27th European Diabetes Congress
Colorado State University, USA
Title: Why clinical trials that reduce glucose levels fail to prevent complications in diabetic patients: Tests support an alternative hypothesis for pathogenesis
Biography: Douglas N Ishii
Statement of Problem: Meta-analysis of outcomes on 34,533 Type 2 diabetic patients shows that intensive lowering of glucose levels
does not prevent neuropathy, retinopathy, nephropathy, cardiovascular death, nor excess mortality. Nor does lowering of glucose levels prevent complications in approximately 40% of type 1 patients. Exposing patients to adverse effects from unbeneficial drugs is unjustified, yet remains standard therapy. The development of meaningful novel treatments awaits an alternative hypothesis for
pathogenesis of diabetic complications.
Methodology & Theoretical Orientation: Insulin and insulin-like growth factors (IGFs) are neurotrophic factors. The inter-related
hypotheses were developed that diminished insulin and IGF activities is the dominant cause of neurological complications, and that replacement of such activities should ameliorate diabetic complications irrespective of unabated hyperglycemia.
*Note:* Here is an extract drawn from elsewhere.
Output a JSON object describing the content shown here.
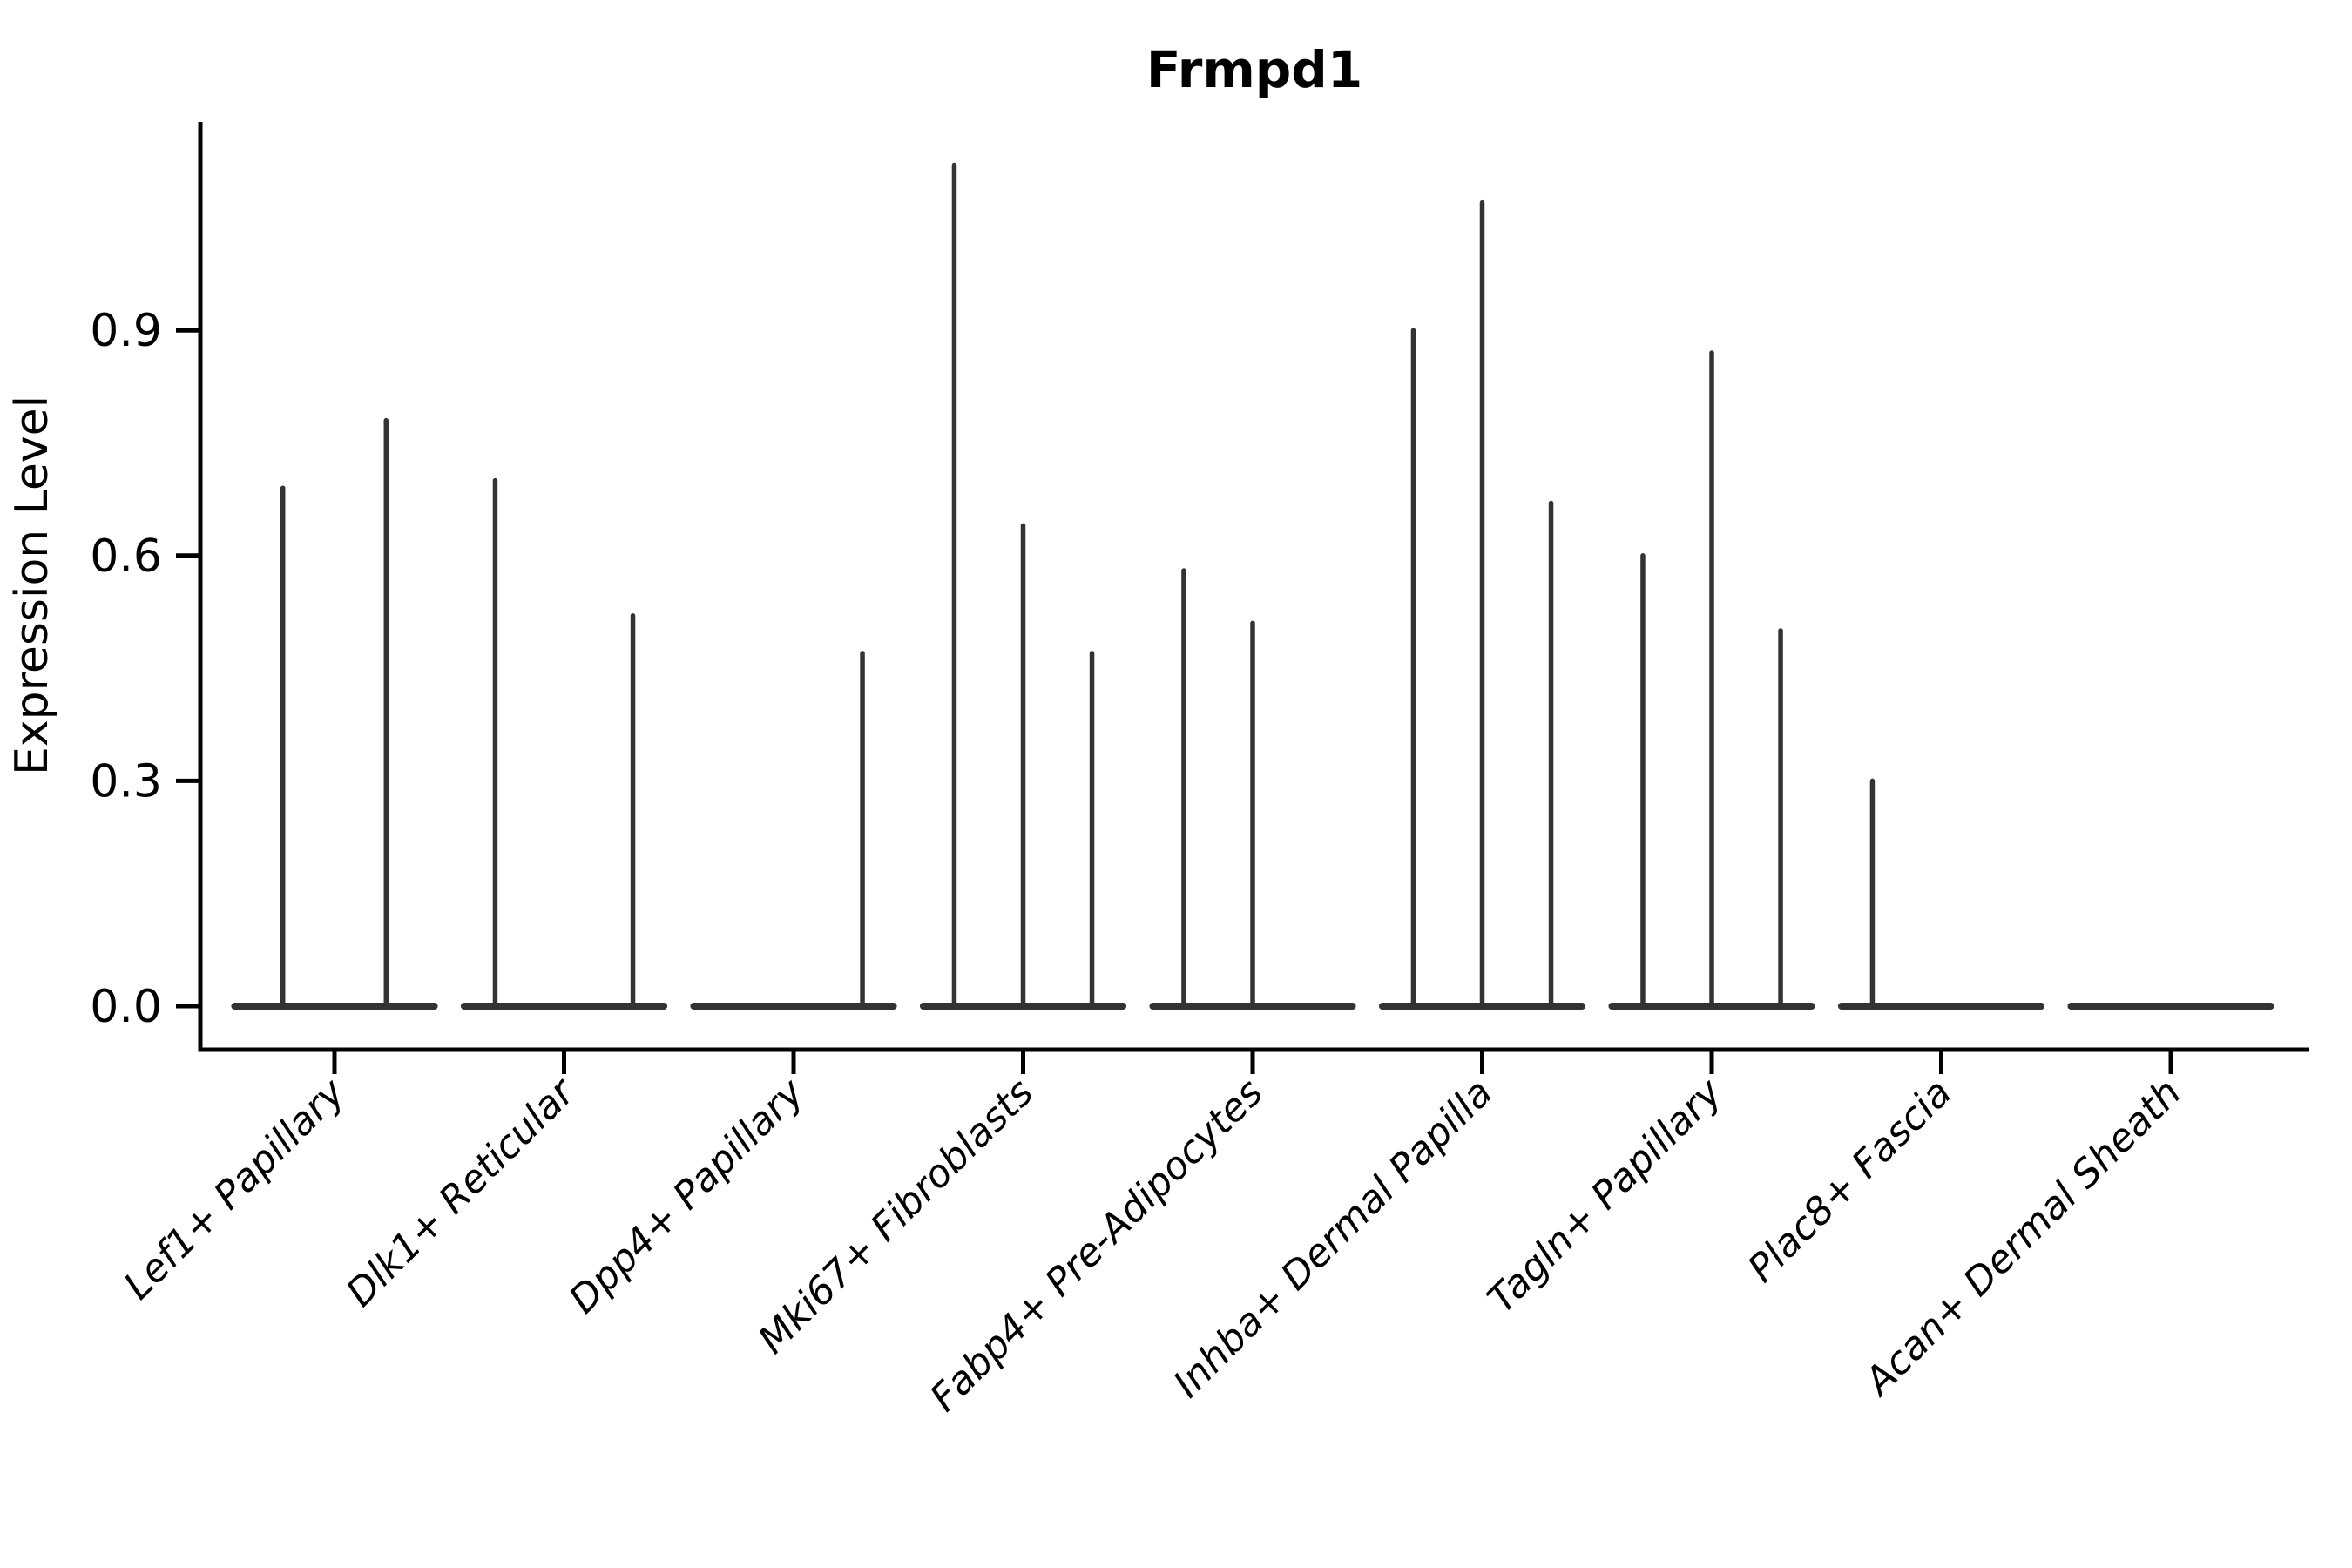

These hypotheses were tested by infusing IGFs, insulin, or their combination into diabetic rats to determine whether neuropathy is alleviated under conditions in which hyperglycemia remains unabated.
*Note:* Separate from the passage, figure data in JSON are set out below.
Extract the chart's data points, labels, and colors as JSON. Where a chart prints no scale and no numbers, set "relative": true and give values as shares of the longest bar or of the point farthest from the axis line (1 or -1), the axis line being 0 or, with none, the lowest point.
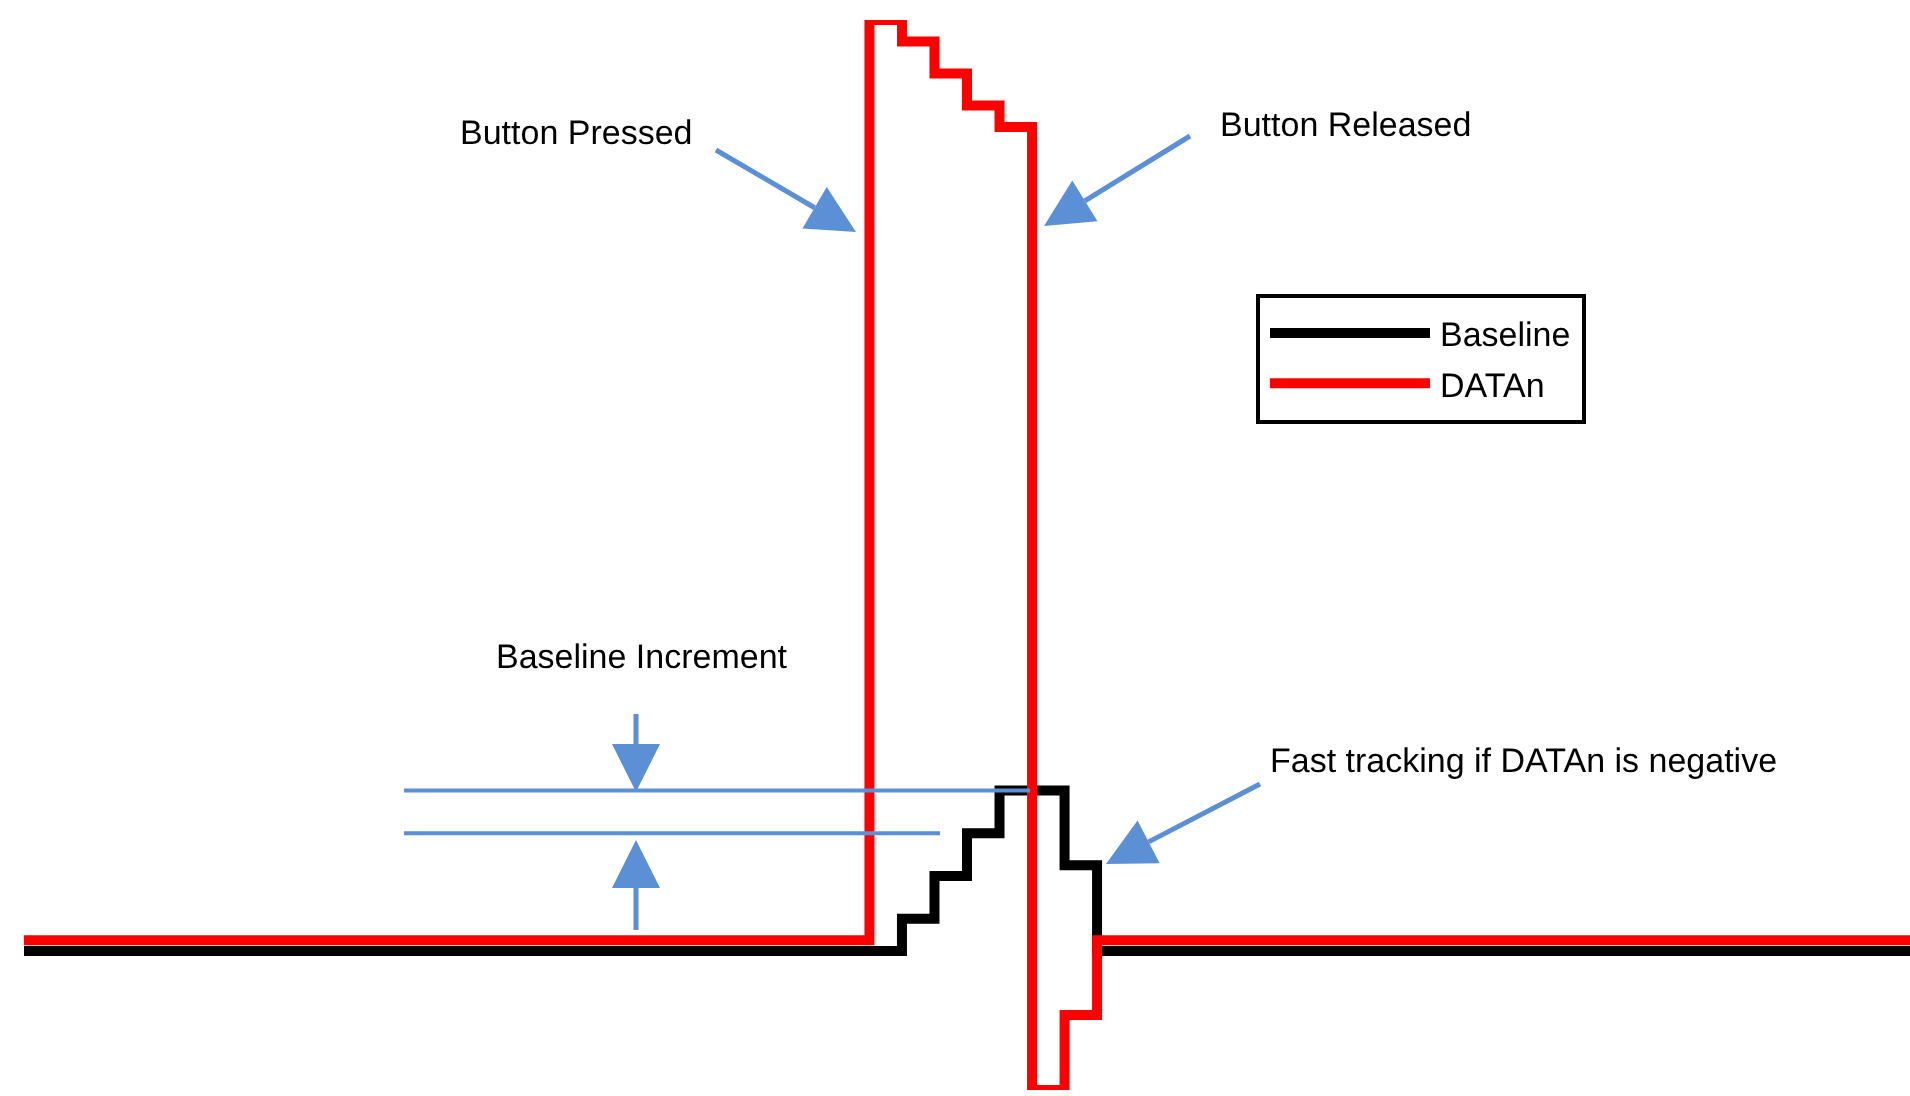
{
  "chart_data": {
    "type": "step",
    "relative": true,
    "categories": [
      null,
      null,
      null,
      null,
      null,
      null,
      null,
      null,
      null,
      null,
      null,
      null,
      null,
      null,
      null,
      null,
      null,
      null,
      null,
      null,
      null,
      null,
      null,
      null,
      null,
      null,
      null,
      null,
      null,
      null,
      null,
      null,
      null,
      null,
      null,
      null,
      null,
      null,
      null,
      null,
      null,
      null,
      null,
      null,
      null,
      null,
      null,
      null,
      null,
      null,
      null,
      null,
      null,
      null,
      null,
      null,
      null,
      null,
      null
    ],
    "series": [
      {
        "name": "Baseline",
        "color": "#000000",
        "values": [
          0.13,
          0.13,
          0.13,
          0.13,
          0.13,
          0.13,
          0.13,
          0.13,
          0.13,
          0.13,
          0.13,
          0.13,
          0.13,
          0.13,
          0.13,
          0.13,
          0.13,
          0.13,
          0.13,
          0.13,
          0.13,
          0.13,
          0.13,
          0.13,
          0.13,
          0.13,
          0.13,
          0.16,
          0.2,
          0.24,
          0.28,
          0.28,
          0.21,
          0.13,
          0.13,
          0.13,
          0.13,
          0.13,
          0.13,
          0.13,
          0.13,
          0.13,
          0.13,
          0.13,
          0.13,
          0.13,
          0.13,
          0.13,
          0.13,
          0.13,
          0.13,
          0.13,
          0.13,
          0.13,
          0.13,
          0.13,
          0.13,
          0.13,
          0.13
        ]
      },
      {
        "name": "DATAn",
        "color": "#ff0000",
        "values": [
          0.14,
          0.14,
          0.14,
          0.14,
          0.14,
          0.14,
          0.14,
          0.14,
          0.14,
          0.14,
          0.14,
          0.14,
          0.14,
          0.14,
          0.14,
          0.14,
          0.14,
          0.14,
          0.14,
          0.14,
          0.14,
          0.14,
          0.14,
          0.14,
          0.14,
          0.14,
          1,
          0.98,
          0.95,
          0.92,
          0.9,
          0,
          0.07,
          0.14,
          0.14,
          0.14,
          0.14,
          0.14,
          0.14,
          0.14,
          0.14,
          0.14,
          0.14,
          0.14,
          0.14,
          0.14,
          0.14,
          0.14,
          0.14,
          0.14,
          0.14,
          0.14,
          0.14,
          0.14,
          0.14,
          0.14,
          0.14,
          0.14,
          0.14
        ]
      }
    ],
    "ref_lines": [
      {
        "axis": "y",
        "value": 0.28,
        "label": null,
        "color": "#5b8fd6"
      },
      {
        "axis": "y",
        "value": 0.24,
        "label": null,
        "color": "#5b8fd6"
      }
    ],
    "annotations": [
      "Button Pressed",
      "Button Released",
      "Baseline Increment",
      "Fast tracking if DATAn is negative"
    ],
    "legend": "top right",
    "grid": false,
    "marker": "none",
    "line_style": "solid"
  }
}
Conclusion & Significance: IGF mRNA levels are reduced in peripheral nerves, brain and spinal cord in diabetes. Replacement IGF infusion prevented impaired sensory and motor nerve regeneration, hyperalgesia, abnormal ultrastructure in autonomic axons, loss of epidermal nerve fiber density, and poor gastric wound healing despite undiminished hyperglycemia. Tiny doses of insulin
and/or IGF were infused into diabetic rat brains under conditions that did not reduce hyperglycemia. A decrease in total mRNA, protein, and DNA levels was associated with brain atrophy and impaired learning/memory in diabetic rats. Insulin and IGF i.c.v. infusion prevented all such disturbances despite unabated hyperglycemia. Insulin and IGFs are master switches controlling the levels of hundreds of proteins in brain; loss of protein regulation, not hyperglycemia, is proposed as the most likely pathogenic cause for diabetic complications. Governments should manufacture clinical grade IGF (off- patent). Clinical trials are urgently needed to test insulin/IGF therapy.